Information System Activity Review (45 C.F.R. §164.308(a)(1)(ii)(D))

In case of a breach of an organization’s defenses, intrusions must be immediately detected. By performing information system activity checks, healthcare companies can identify anomalous activity and do something to minimize attacks in progress. Ransomware isn’t always installed upon network access. It could take days, weeks, or months, so doing a system activity check could identify a compromise before ransomware is deployed. Security Information and Event Management (SIEM) solutions may be helpful for doing activity checks and automating the review of logged activities.

Security Awareness and Training (45 C.F.R. §164.308(a)(5))

Phishing attacks often target employees, so it is important to have regular security awareness training for employees. It will help them identify phishing emails and malspam and learn to respond properly by reporting the threats to the IT security group.

Security Incident Procedures (45 C.F.R. §164.308(a)(6))

In case of an attack, a quick response can significantly limit the harm done by ransomware. There must be written policies and procedures, which are properly disseminated to all workforce members so that they know the proper response during an attack. Security processes must be tested to make sure of effectiveness in case of a security breach.

Contingency Plan (45 C.F.R. §164.308(a)(7))

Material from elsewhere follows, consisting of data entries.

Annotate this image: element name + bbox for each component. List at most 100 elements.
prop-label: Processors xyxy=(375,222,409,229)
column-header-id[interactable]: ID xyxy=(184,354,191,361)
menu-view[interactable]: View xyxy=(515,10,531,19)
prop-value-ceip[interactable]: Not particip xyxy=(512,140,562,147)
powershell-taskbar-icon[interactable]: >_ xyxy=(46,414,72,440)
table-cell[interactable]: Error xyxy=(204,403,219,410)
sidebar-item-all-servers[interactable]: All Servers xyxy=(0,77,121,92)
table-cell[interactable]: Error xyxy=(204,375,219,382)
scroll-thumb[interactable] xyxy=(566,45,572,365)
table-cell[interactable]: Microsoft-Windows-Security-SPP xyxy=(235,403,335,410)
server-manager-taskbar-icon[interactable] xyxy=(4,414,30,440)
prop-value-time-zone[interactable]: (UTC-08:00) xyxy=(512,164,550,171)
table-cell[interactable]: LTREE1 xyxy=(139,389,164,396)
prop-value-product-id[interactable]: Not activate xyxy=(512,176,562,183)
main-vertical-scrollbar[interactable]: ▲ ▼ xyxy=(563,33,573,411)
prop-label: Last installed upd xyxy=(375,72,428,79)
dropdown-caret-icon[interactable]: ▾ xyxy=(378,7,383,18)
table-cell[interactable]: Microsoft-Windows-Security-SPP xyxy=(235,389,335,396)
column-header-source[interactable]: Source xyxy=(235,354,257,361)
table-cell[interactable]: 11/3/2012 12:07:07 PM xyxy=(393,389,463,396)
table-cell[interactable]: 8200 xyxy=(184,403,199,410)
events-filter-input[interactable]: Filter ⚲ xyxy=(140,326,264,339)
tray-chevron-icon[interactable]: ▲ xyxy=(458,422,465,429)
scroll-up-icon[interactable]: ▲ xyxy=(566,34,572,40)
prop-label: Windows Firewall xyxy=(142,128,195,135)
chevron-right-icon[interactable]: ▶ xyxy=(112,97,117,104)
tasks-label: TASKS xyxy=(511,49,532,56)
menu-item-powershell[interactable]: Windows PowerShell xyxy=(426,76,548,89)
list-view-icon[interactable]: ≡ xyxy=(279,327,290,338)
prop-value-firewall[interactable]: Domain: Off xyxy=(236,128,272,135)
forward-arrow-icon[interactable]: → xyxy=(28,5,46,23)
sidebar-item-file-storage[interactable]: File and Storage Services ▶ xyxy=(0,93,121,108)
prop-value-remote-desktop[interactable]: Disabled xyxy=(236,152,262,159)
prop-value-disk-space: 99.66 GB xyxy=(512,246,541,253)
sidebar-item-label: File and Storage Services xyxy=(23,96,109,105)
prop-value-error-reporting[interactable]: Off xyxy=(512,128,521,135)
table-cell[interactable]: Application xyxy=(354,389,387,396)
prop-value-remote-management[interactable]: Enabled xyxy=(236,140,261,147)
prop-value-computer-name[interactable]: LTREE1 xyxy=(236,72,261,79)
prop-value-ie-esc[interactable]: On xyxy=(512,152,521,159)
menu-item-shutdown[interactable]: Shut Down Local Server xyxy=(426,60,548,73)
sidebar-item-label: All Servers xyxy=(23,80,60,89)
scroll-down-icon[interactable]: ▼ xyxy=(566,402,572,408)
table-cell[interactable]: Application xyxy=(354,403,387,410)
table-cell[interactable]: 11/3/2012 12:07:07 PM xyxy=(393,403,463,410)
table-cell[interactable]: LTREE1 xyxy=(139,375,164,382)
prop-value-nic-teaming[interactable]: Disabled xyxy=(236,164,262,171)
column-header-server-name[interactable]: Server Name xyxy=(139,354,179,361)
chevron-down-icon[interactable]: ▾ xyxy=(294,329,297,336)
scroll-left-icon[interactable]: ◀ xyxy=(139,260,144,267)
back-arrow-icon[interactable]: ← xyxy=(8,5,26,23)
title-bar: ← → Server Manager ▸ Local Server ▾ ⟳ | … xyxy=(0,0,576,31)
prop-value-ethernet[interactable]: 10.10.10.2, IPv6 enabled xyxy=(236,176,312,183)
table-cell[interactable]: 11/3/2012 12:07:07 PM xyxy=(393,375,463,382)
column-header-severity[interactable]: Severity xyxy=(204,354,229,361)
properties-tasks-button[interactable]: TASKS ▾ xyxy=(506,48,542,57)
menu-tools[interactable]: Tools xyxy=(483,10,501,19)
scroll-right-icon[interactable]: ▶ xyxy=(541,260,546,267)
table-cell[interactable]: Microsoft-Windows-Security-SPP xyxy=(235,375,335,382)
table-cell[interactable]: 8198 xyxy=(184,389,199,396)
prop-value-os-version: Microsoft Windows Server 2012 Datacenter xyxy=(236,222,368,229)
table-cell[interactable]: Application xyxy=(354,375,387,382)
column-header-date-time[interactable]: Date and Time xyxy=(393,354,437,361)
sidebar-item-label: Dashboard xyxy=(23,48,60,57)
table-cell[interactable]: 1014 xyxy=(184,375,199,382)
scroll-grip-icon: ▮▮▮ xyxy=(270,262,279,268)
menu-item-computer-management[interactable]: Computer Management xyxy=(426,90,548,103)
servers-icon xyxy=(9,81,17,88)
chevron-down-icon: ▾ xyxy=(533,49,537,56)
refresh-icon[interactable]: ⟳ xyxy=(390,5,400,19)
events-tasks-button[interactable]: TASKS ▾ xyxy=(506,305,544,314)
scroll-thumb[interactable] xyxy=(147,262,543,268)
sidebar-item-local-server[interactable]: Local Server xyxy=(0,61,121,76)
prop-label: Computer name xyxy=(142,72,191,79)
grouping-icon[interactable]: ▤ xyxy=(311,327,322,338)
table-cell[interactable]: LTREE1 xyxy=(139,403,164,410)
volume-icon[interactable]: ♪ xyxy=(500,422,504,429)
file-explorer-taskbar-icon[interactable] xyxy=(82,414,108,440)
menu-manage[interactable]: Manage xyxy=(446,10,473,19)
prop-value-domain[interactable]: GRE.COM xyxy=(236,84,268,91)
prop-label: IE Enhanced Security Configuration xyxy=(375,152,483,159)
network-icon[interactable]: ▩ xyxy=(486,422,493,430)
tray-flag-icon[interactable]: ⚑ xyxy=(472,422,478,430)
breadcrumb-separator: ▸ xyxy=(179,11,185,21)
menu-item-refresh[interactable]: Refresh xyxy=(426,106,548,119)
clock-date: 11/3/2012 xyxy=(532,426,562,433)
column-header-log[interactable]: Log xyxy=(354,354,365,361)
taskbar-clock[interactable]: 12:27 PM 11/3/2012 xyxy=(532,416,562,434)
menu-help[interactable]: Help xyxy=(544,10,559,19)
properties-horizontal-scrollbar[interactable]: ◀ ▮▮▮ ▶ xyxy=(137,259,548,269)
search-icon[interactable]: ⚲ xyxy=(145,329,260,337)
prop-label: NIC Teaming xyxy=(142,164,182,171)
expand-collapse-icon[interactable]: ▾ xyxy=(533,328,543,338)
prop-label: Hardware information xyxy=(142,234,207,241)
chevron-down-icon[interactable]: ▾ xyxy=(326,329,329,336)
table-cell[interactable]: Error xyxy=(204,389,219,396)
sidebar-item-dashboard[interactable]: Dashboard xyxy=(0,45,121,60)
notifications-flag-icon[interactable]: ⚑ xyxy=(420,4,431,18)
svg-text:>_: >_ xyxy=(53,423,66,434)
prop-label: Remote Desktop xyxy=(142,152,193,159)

There should be a contingency plan to ensure continuity of critical services and recovery of ePHI in case of a ransomware attack. This means that all ePHI must have backups. Covered entities should likewise test those backups to make sure of data recovery. Threat actors target backups systems to make it more difficult for covered entities to get back if the ransom is not paid. So, there must be at least one backup copy stored safely on a non-networked device or remote system.